Jack’s timid brother Will, who’s now six, started modeling by tagging along on some of Jack’s shoots, and today they are competitive about their work. “If Will gets a callback, he makes sure Jack knows it when he gets in the door,” their mom says. Will accompanied Jack to his audition for an ExxonMobil commercial that ran during the 2006 Olympics and got the job. Every time the family heard the commercial’s music, they ran into the room to see Will on TV. Jack’s eight-year-old brother, Andrew, has been asked to model, but isn’t interested. His three-year-old brother, Reed, and two-year-old sister, Ryan, started modeling in the Twin Cities, but haven’t continued since the family headed to Hollywood.
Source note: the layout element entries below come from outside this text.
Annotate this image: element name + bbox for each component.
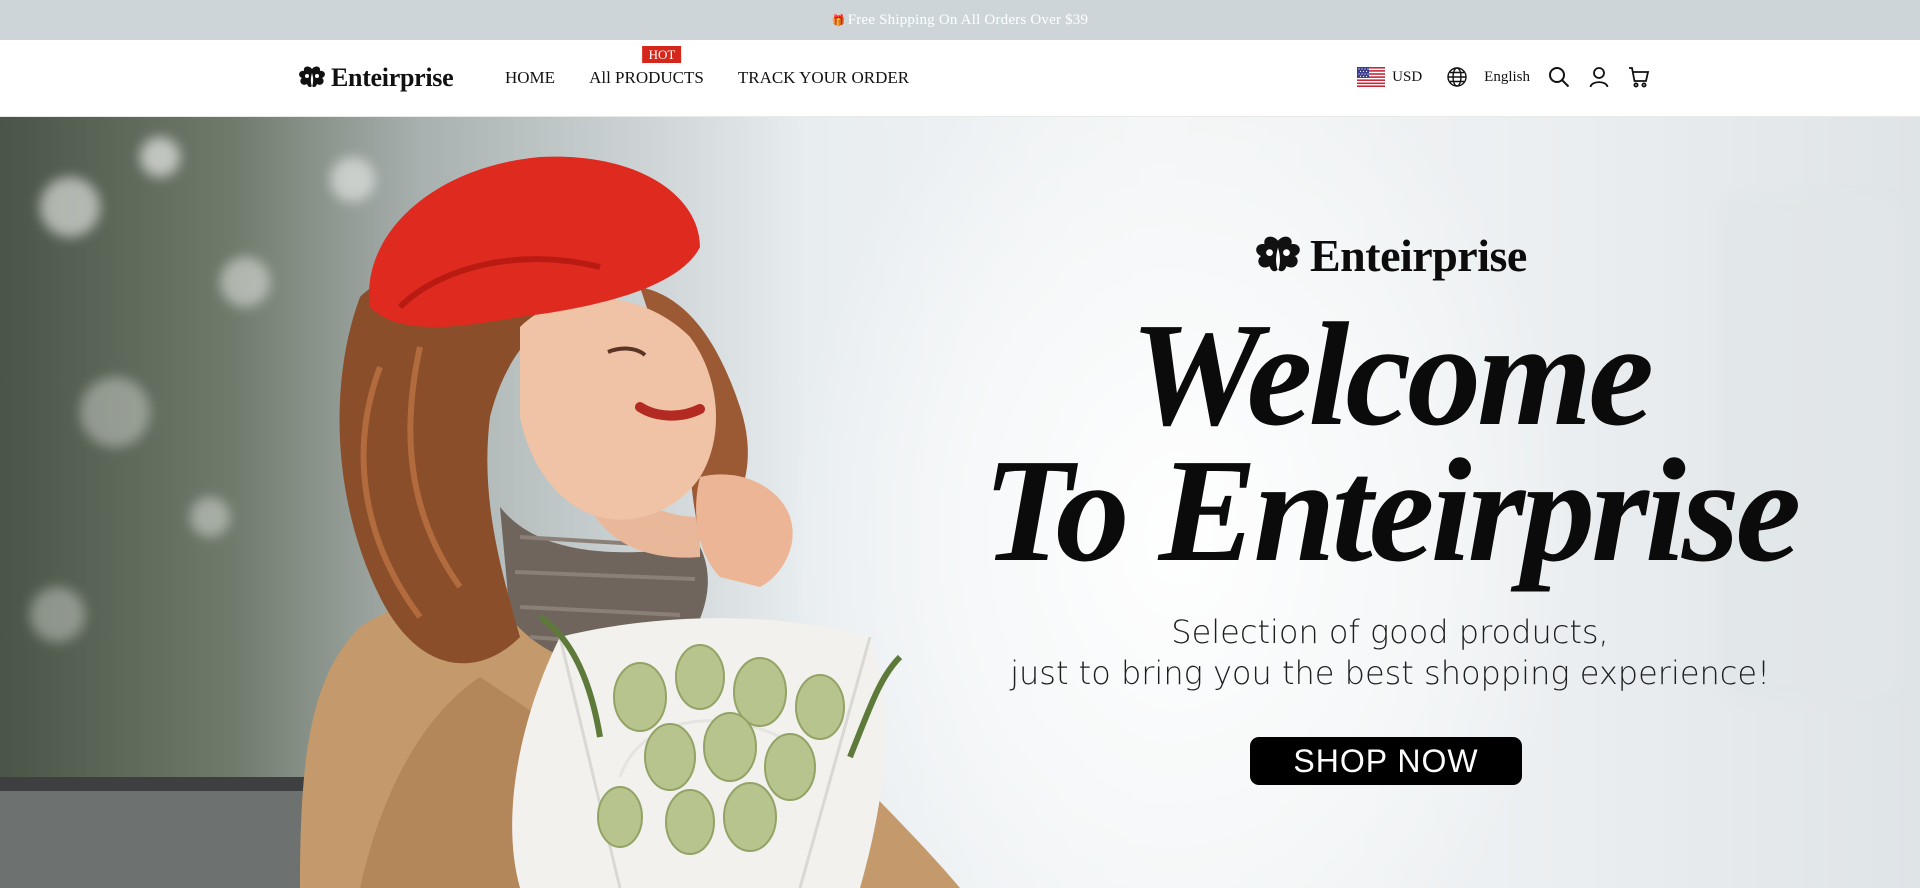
hero-logo: Enteirprise (1252, 229, 1527, 282)
language-selector[interactable]: English (1444, 64, 1530, 90)
language-label: English (1484, 68, 1530, 85)
nav-item-track-order[interactable]: TRACK YOUR ORDER (738, 68, 909, 88)
clover-icon (1256, 236, 1300, 271)
user-icon[interactable] (1586, 64, 1612, 90)
hero-heading-line-1: Welcome (1130, 293, 1654, 457)
hero-subtitle-line-1: Selection of good products, (1171, 613, 1609, 651)
header-icons (1546, 64, 1652, 90)
hero-banner: Enteirprise Welcome To Enteirprise Selec… (0, 117, 1920, 888)
main-nav: HOME All PRODUCTS HOT TRACK YOUR ORDER (505, 46, 909, 88)
currency-selector[interactable]: USD (1357, 67, 1422, 87)
header-logo[interactable]: Enteirprise (297, 62, 454, 94)
gift-icon: 🎁 (831, 14, 846, 27)
cart-icon[interactable] (1626, 64, 1652, 90)
shop-now-button[interactable]: SHOP NOW (1250, 737, 1522, 785)
announcement-bar: 🎁 Free Shipping On All Orders Over $39 (0, 0, 1920, 40)
search-icon[interactable] (1546, 64, 1572, 90)
site-header: Enteirprise HOME All PRODUCTS HOT TRACK … (0, 40, 1920, 117)
announcement-text: Free Shipping On All Orders Over $39 (847, 11, 1089, 28)
hero-photo (0, 156, 960, 888)
hero-logo-wordmark: Enteirprise (1310, 230, 1527, 281)
hero-subtitle: Selection of good products, just to brin… (920, 612, 1860, 694)
hero-content: Enteirprise Welcome To Enteirprise Selec… (920, 117, 1860, 888)
nav-item-all-products[interactable]: All PRODUCTS HOT (589, 46, 704, 88)
header-utilities: USD English (1357, 64, 1652, 90)
us-flag-icon (1357, 67, 1386, 87)
currency-label: USD (1392, 68, 1423, 85)
logo-wordmark: Enteirprise (331, 63, 454, 92)
hot-badge: HOT (642, 46, 682, 63)
hero-heading-line-2: To Enteirprise (982, 429, 1801, 593)
clover-icon (299, 66, 325, 88)
nav-item-label: All PRODUCTS (589, 68, 704, 87)
nav-item-home[interactable]: HOME (505, 68, 555, 88)
globe-icon (1444, 64, 1470, 90)
hero-subtitle-line-2: just to bring you the best shopping expe… (1010, 654, 1770, 692)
The family relocated to California three months after Jack filmed Running with Scissors, in part for his dad’s new job as a senior superintendent for a homebuilding company, but also to put Jack and his siblings in a better position to be hired for acting and modeling gigs. Jack’s parents grew up in Eden Prairie and didn’t think about leaving until July 2004, when Jack won the first runner-up Child Actor of the Year Award at the International Modeling and Talent Association competition in New York City and was scouted by several agents and managers.